Once he earned his medical degree from Temple University and became a practicing surgeon, Dr. DeRojas had the courage to pursue the most perilous means of payback possible. After 9/11, he signed up as a U.S. Army doctor. He was deployed to Afghanistan as a surgeon with the rank of lieutenant colonel. When he volunteered a second time, he was deployed to Iraq with the rank of colonel.

“The army learned a lot after Vietnam,” Dr. DeRojas said. “We know there’s a golden hour after a trauma. In Vietnam, they were taking the wounded and moving them back to facilities behind the lines. It took too long and there were too many deaths.” The Army’s solution was to create Forward Surgical Teams (FST) – two surgeons, nurses, medics and OR techs – who travel with the soldiers right up to the front line. As a member of an FST, Dr. DeRojas has performed surgery under fire, while roadside bombs exploded and in tents in the desert with no air conditioning. “My army experience has made me a better surgeon and a better person,” Dr. DeRojas said. “You learn to function under terrible conditions. You know you can be blown up at any second. You learn to keep your cool. The result is that now, very few things bother me. My OR at Wilkes-Barre General Hospital is very calm, very low key. The nurses say it’s why they love to work with me.”

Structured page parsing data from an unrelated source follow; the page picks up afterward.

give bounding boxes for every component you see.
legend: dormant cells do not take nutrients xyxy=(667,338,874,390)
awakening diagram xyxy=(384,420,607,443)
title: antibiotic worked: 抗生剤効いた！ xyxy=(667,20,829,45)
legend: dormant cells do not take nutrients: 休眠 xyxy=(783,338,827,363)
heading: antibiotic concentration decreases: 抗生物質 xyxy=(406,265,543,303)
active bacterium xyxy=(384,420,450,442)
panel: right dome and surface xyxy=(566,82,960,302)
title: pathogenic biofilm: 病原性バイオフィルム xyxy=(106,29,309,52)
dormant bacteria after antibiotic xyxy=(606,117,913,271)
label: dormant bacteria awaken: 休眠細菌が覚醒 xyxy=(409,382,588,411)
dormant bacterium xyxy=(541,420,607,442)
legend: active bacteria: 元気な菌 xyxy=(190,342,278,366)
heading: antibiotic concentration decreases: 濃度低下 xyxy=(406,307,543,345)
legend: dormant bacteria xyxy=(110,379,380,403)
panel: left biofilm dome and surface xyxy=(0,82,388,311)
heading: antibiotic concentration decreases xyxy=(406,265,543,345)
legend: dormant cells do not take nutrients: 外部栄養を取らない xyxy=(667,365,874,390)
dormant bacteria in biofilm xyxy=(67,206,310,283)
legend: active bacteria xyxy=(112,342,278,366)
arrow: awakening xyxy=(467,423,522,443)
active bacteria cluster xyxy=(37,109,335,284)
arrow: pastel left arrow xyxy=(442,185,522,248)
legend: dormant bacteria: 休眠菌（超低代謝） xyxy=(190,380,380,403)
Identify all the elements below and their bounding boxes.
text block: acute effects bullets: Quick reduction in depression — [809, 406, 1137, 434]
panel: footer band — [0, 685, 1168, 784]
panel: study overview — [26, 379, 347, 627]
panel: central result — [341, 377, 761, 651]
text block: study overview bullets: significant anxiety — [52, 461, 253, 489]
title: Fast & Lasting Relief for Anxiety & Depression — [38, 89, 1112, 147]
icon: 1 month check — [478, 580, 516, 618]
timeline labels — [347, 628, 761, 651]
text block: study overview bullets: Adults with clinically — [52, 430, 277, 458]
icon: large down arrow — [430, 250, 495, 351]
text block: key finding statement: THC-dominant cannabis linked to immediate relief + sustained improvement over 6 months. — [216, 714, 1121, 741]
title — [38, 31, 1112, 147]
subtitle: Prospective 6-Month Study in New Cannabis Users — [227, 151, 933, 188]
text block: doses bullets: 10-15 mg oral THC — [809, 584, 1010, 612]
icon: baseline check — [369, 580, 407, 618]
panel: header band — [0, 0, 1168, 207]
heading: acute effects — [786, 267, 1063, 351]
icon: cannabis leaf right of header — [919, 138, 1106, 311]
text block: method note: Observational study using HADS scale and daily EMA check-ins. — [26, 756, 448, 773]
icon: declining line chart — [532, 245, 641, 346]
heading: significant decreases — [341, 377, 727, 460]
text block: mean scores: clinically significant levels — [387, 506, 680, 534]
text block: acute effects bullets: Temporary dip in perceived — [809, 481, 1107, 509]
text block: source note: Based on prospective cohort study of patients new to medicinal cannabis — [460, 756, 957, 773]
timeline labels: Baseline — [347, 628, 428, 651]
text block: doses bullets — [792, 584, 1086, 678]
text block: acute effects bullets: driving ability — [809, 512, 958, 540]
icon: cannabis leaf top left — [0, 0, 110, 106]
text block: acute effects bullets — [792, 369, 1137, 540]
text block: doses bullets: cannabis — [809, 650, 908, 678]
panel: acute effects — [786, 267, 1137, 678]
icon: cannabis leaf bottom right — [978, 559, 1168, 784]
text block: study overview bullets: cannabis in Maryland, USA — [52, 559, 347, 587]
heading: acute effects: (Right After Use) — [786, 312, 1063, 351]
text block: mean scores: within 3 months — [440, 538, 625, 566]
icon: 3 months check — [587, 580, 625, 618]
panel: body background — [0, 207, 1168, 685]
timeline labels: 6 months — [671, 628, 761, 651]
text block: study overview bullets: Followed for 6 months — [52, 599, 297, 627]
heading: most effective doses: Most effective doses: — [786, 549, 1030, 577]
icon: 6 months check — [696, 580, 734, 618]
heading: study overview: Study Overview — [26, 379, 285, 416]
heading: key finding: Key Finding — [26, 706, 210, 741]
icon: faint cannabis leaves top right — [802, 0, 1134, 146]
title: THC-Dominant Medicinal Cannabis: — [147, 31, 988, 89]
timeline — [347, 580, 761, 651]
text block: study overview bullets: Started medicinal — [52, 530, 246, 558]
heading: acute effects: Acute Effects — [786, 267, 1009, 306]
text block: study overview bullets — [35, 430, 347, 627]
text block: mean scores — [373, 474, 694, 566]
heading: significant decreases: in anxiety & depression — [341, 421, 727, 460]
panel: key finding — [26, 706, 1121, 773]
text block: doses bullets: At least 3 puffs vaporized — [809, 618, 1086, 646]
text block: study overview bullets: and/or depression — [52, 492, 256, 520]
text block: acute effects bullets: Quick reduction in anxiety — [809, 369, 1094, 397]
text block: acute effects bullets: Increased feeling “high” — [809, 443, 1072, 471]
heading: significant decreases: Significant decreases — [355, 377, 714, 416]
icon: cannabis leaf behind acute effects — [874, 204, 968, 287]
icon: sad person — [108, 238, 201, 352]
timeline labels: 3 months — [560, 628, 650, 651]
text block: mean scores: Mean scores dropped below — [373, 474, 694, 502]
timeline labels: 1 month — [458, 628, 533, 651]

Dr. DeRojas, who grew up in Mountain Top and is a graduate of Bishop Hoban High School (now Holy Redeemer), said he enjoys surgery – even in a calm, secure OR – because “I’m a doer. With surgery, there’s a problem and you fix it. There’s instant gratification knowing you helped somebody.” He now passes on his love of surgery as a member of Geisinger Commonwealth School of Medicine’s clinical faculty. “I love teaching,” he said. “The Geisinger Commonwealth students are very bright. They come from diverse backgrounds and are very willing to learn – and they ask a lot of questions and keep me on my toes.”